Die Covid Infektionszahlen sind weiter im Sinken begriffen. Dennoch scheint der Jubel verfrüht, denn trotz der mittlerweile in vielen Länder hohen Impfrate schafft die Impfung alleine nicht die benötigte Sicherheit. Aktuelles Beispiel dafür ist Großbritannien: Aufgrund der auftretenden Virusmutationen wurde über das Land ein Einreiseverbot in EU-Staaten verhängt. Eine Situation, die symptomatisch für die aktuelle Lage ist und wohl kein Einzelfall bleiben wird, da derartige Schwierigkeiten überall auftreten können.
Damit wird der ohnehin schon ordentlich gebeutelten Tourismusbranche abermals außerordentliche Flexibilität abverlangt.

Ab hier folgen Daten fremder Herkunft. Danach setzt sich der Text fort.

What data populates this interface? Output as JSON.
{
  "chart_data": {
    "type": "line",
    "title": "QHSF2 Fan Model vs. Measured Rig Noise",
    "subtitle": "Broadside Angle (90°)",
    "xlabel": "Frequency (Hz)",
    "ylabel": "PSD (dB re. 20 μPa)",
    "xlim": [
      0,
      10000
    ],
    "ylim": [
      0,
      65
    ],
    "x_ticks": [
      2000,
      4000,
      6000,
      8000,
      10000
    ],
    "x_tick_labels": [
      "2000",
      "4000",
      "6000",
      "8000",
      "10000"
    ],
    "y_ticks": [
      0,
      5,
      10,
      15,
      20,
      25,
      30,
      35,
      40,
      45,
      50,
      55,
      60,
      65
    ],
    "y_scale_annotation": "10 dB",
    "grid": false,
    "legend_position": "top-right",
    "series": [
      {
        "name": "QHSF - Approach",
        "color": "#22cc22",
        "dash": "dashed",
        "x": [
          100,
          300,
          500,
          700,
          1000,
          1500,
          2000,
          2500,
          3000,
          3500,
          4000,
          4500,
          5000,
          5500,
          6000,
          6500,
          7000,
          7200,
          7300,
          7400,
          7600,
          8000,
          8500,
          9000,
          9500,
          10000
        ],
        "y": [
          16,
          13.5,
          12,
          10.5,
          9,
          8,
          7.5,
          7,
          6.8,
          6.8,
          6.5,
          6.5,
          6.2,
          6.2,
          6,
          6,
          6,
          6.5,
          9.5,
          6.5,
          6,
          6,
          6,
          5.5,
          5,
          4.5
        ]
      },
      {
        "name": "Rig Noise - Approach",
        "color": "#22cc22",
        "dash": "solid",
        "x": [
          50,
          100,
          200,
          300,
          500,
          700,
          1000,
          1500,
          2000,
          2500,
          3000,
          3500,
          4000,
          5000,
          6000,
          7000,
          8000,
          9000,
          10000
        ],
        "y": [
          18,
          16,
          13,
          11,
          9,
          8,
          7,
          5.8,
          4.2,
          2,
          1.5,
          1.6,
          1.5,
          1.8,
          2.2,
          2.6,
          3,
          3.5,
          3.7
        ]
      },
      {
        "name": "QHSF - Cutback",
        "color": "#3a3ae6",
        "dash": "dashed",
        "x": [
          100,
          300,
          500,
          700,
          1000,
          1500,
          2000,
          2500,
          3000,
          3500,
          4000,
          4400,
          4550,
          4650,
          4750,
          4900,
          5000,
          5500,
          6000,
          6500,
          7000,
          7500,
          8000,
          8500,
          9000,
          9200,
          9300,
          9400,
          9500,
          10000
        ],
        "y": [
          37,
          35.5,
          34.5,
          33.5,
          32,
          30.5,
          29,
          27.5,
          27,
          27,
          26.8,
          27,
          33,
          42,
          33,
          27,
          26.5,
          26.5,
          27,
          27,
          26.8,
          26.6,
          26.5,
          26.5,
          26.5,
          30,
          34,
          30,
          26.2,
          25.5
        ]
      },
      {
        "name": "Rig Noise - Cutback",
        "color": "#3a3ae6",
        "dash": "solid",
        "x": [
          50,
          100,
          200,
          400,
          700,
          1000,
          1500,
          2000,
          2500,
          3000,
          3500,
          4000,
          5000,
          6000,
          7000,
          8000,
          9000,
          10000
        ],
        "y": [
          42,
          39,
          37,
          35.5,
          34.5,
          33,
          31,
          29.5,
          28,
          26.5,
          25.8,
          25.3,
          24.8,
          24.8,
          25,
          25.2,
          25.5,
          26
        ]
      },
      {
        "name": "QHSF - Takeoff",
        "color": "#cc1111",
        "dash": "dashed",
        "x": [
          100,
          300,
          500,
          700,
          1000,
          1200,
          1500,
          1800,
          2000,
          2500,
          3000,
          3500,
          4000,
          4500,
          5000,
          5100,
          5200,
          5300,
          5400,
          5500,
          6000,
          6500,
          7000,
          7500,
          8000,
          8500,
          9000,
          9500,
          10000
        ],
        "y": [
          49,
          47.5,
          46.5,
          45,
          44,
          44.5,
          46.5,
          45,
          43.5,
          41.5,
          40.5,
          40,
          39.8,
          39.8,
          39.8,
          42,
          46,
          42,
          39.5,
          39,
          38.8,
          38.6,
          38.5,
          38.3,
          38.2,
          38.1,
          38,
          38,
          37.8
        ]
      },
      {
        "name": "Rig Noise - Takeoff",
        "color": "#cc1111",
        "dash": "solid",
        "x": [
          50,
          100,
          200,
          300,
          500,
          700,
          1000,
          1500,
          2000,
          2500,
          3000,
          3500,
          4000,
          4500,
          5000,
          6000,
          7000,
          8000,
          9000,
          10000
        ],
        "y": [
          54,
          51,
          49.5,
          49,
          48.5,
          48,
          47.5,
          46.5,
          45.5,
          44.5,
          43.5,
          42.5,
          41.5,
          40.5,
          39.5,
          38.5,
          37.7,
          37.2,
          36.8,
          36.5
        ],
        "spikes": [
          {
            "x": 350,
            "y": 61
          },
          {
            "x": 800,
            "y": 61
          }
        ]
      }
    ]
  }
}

Martin Schaffer, Geschäftsführer und Partner mrp hotels, dazu: „Anders formuliert zählt die flexible, schnelle und situationsbedingte Anpassung an neue Gegebenheiten in der Zukunft sicher zu einem der wesentlichen Erfolgsfaktoren für Betriebe.”
Verunsicherung durch Uneinheitlichkeit in der EU
Verstärkt werden die Effekte zusätzlich durch die Uneinheitlichkeit bei Regelungen und Umsetzungen innerhalb der Europäischen Union. Die mit Juni angekündigte neue Reisefreiheit durch den “Grünen Pass” lässt weiter auf sich warten – einzelne Staaten setzen daher auf eigene Konzepte, die allerdings für zusätzliche Verwirrung sorgen.
„Solange es die Europäische Union nicht schafft für einheitliche Rahmenbedingungen und Grundlagen zu sorgen, wird die Verunsicherung bei den Reisenden weiterhin groß sein. Das hat wiederum Auswirkungen auf längerfristige Reiseplanungen und damit auf Auslastungsprognosen beziehungsweise die wirtschaftliche Planbarkeit der Tourismusunternehmen. Erst durch eine Harmonisierung wird auch insbesondere die Ferienhotellerie über den Sommer hinweg einen Aufschwung erleben können”, so Martin Schaffer.
Diese allgemeine Verunsicherung hat in weiterer Folge auch Auswirkungen auf den interkontinentalen Tourismus. Die Verluste können nur von Märkten mit einem relativ hohen Inlandsanteil, beispielsweise Deutschland, Polen oder Schweden, halbwegs kompensiert werden. All jene Märkte, die von internationalen Gästen abhängig sind, werden weiterhin ein hohes Defizit aufweisen. Das trifft in großem Maße auch die Stadthotellerie, deren Wiederbelebung zu einer der großen Herausforderungen zählt.
Vorbild USA?
Martin Schaffer weiter: „Die USA, zu Beginn der Krise vollkommen zu Recht in der Kritik, hat sich mittlerweile zu einem internationalen Vorbild entwickelt. Ende Juni werden 70% der Bevölkerung immunisiert sein. Schon jetzt, wie beispielsweise in Florida oder Kalifornien, sind keine Tests oder Quarantänen vorgeschrieben – die Verantwortung wird an die Bürger zurückgegeben.”
Dass dies positive Auswirkungen auch auf den Tourismus hat, zeigt die aktuelle Auslastungsquote von 72% der Hotels in Miami, wenngleich auch in den Staaten internationale Reisen erst nach einer vollständigen Immunisierung möglich sind.
„Ein guter Indikator für die Marktaktivität sind die Flugbewegungen. In München – einer der zentralen Hubs – konnten von 21. Mai bis 06. Juni 2019 noch 19.300 Starts und Landungen verzeichnet werden – im gleichen Zeitraum 2021 werden es nur 4.700 sein. Das bedeutet einen Rückgang von 75%” führt Martin Schaffer weiter aus. Optimistisch betrachtet wird der Luftverkehr, so der Tourismusexperte, das Niveau von 2019 frühestens 2024 wieder erreichen.
Fragezeichen für Events und Messen
Eine der großen Unbekannten – und besonders auch für Städte relevant – bleiben auch weiterhin Geschäftsreisen, Messen und Großevents. Martin Schaffer: „Seminare in Kleingruppen kommen bei den Buchungen langsam zurück. Messen und andere Events im großen Stil sind allerdings noch sehr verhalten oder haben schon jetzt die virtuellen Formate des letzten Jahres prolongiert. Das trifft die Austragungsorte natürlich besonders hart, besonders, wenn man keine alternativen Konzepte in petto hat.”